Castillo began the 1989 season with the Blue Jays, however, he struggled with the team, going 1–1 with a 6.11 ERA in 17 games. He did earn his first career save on April 16 against the Kansas City Royals, pitching 4 2/3 innings of scoreless baseball out of the bullpen in a 15–8 win. On August 24, the Blue Jays traded Castillo and Francisco Cabrera to the Atlanta Braves for Jim Acker.

== Atlanta Braves (1989–1991) ==
Castillo finished the 1989 season with the Atlanta Braves, getting into getting into 12 games with the club, going 0–1 with a 4.82 ERA in 9 2/3 innings pitched.

In 1990, Castillo made his first career start on July 24 in the second game of a doubleheader against the Houston Astros, and allowed two runs in 4 1/3 innings pitched, as he had a no-decision in a 9–8 victory. He played in 52 games with Atlanta, starting three of them, as Castillo had a 5–1 record with a 4.23 ERA in 76 2/3 innings pitched.

Castillo began the 1991 season in the Braves bullpen, where he went 1–1 with a 7.27 ERA in seven games before being traded with Joe Roa to the New York Mets for Alejandro Peña on August 28.

== New York Mets (1991) ==
Castillo finished the 1991 season strong with the New York Mets, playing in 10 games, starting three of them, as he went 1–0 with a 1.90 ERA in 23 2/3 innings pitched.
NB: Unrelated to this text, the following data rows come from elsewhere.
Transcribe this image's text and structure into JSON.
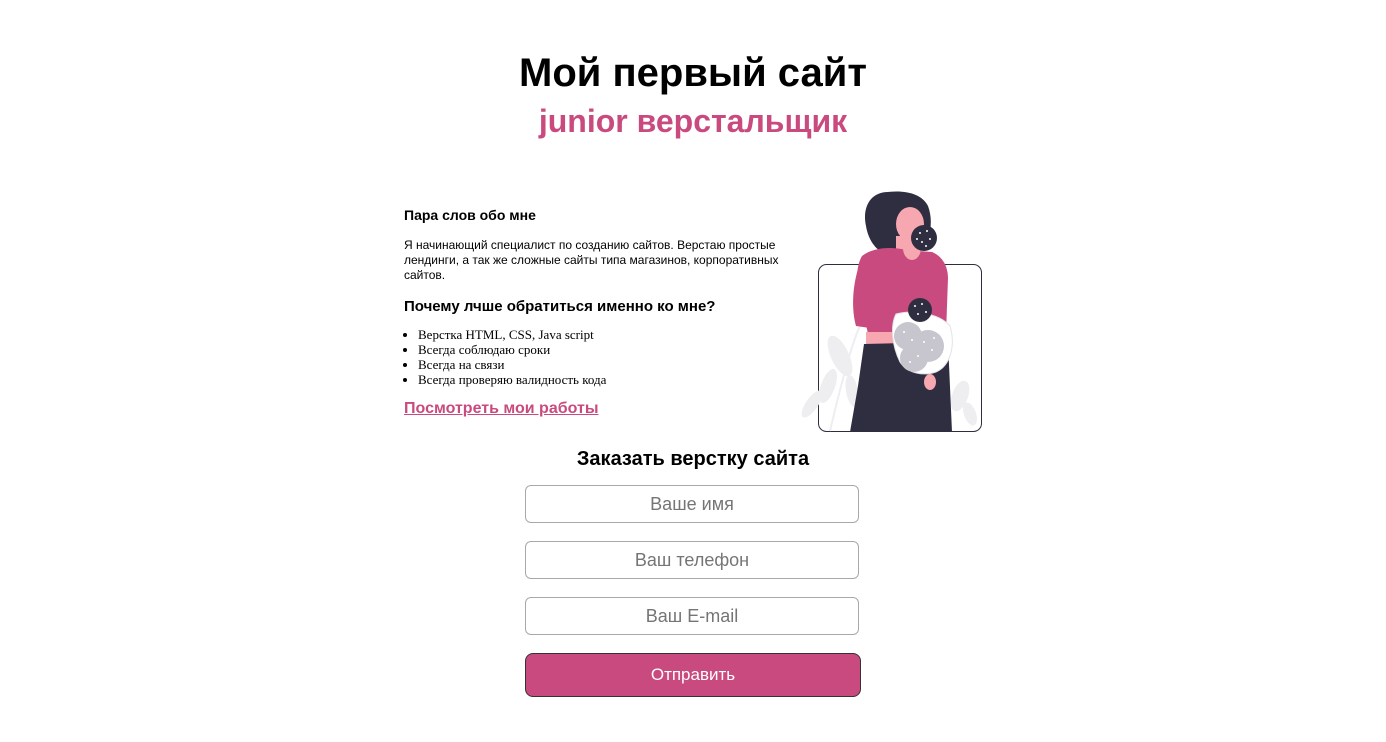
{
  "header": {
    "title": "Мой первый сайт",
    "subtitle": "junior верстальщик"
  },
  "about": {
    "heading": "Пара слов обо мне",
    "text": "Я начинающий специалист по созданию сайтов. Верстаю простые лендинги, а так же сложные сайты типа магазинов, корпоративных сайтов.",
    "why_heading": "Почему лчше обратиться именно ко мне?",
    "points": [
      "Верстка HTML, CSS, Java script",
      "Всегда соблюдаю сроки",
      "Всегда на связи",
      "Всегда проверяю валидность кода"
    ],
    "works_link": "Посмотреть мои работы"
  },
  "illustration": {
    "icon": "woman-with-flowers-illustration"
  },
  "order_form": {
    "heading": "Заказать верстку сайта",
    "name_placeholder": "Ваше имя",
    "phone_placeholder": "Ваш телефон",
    "email_placeholder": "Ваш E-mail",
    "submit_label": "Отправить"
  },
  "colors": {
    "accent": "#c94a7e",
    "dark": "#2f2e41"
  }
}
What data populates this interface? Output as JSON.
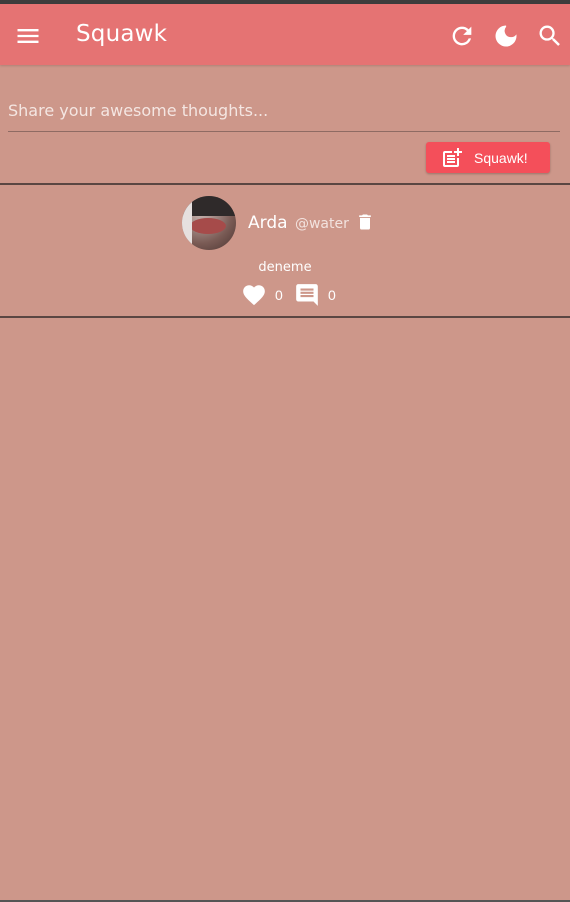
{
  "app": {
    "title": "Squawk",
    "accent_color": "#e57373",
    "background_color": "#cd978a",
    "icons": [
      "menu-icon",
      "refresh-icon",
      "dark-mode-icon",
      "search-icon"
    ]
  },
  "composer": {
    "placeholder": "Share your awesome thoughts...",
    "value": "",
    "button_label": "Squawk!",
    "button_color": "#f44f5a",
    "button_icon": "post-add-icon"
  },
  "posts": [
    {
      "author_name": "Arda",
      "author_handle": "@water",
      "content": "deneme",
      "likes": "0",
      "comments": "0",
      "icons": [
        "avatar",
        "trash-icon",
        "heart-icon",
        "comment-icon"
      ]
    }
  ]
}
On January 22, 1992, the Mets traded Castillo and Mark Carreon to the Detroit Tigers in exchange for Paul Gibson and minor leaguer Randy Marshall.

== Detroit Tigers (1992) ==
Castillo ran into injury problems in the 1992 season, and did not play in any games with the Tigers. He then spent some time with their Triple-A affiliate, the Toledo Mud Hens of the International League, where he was primarily used as a starting pitcher. On October 15, Castillo was granted free agency.

== Toronto Blue Jays (1993–1996) ==
On January 11, 1993, Castillo rejoined his original team, the Blue Jays. Castillo made 51 appearances as part of the bullpen, going 3–2 record with a 3.38 ERA in 50 2/3 innings pitched en route to the 1993 American League East title. In the championship series, he pitched two scoreless innings in two games, as the Blue Jays defeated the Chicago White Sox and advanced to the 1993 World Series to face the Philadelphia Phillies. Castillo earned the victory in the fourth game of the series, as Toronto won the game 15–14. Overall, Castillo was 1–0 with an ERA of 8.10, allowing three runs in 3 1/3 innings, while Toronto won the World Series championship in six games.

Castillo had a very strong 1994 season, going 5–2 with a 2.51 ERA in 68 innings pitched, before the season ended early due to the 1994 strike.

Castillo had another solid season in 1995, despite posting a 1–5 record in 55 games, collecting an ERA of 3.22 in 72 2/3 innings and leading the Blue Jays with 13 saves.

In 1996, Castillo had a record 2–3 with a 4.23 ERA in 40 games out of the bullpen. In August, he was traded by Toronto along Domingo Cedeño to the Chicago White Sox for Luis Andújar and minor leaguer Allen Halley.

== Chicago White Sox (1996–1998) ==
Castillo finished the 1996 season with the White Sox strong, going 3–1 with a 1.50 ERA in 15 games pitched.

In 1997, Castillo pitched in a career-high 64 games, going 4–4 with a 4.91 ERA and four saves. But he struggled in 1998, as he was 1–1 with an 8.10 ERA in 25 appearances. He was released in June of that year.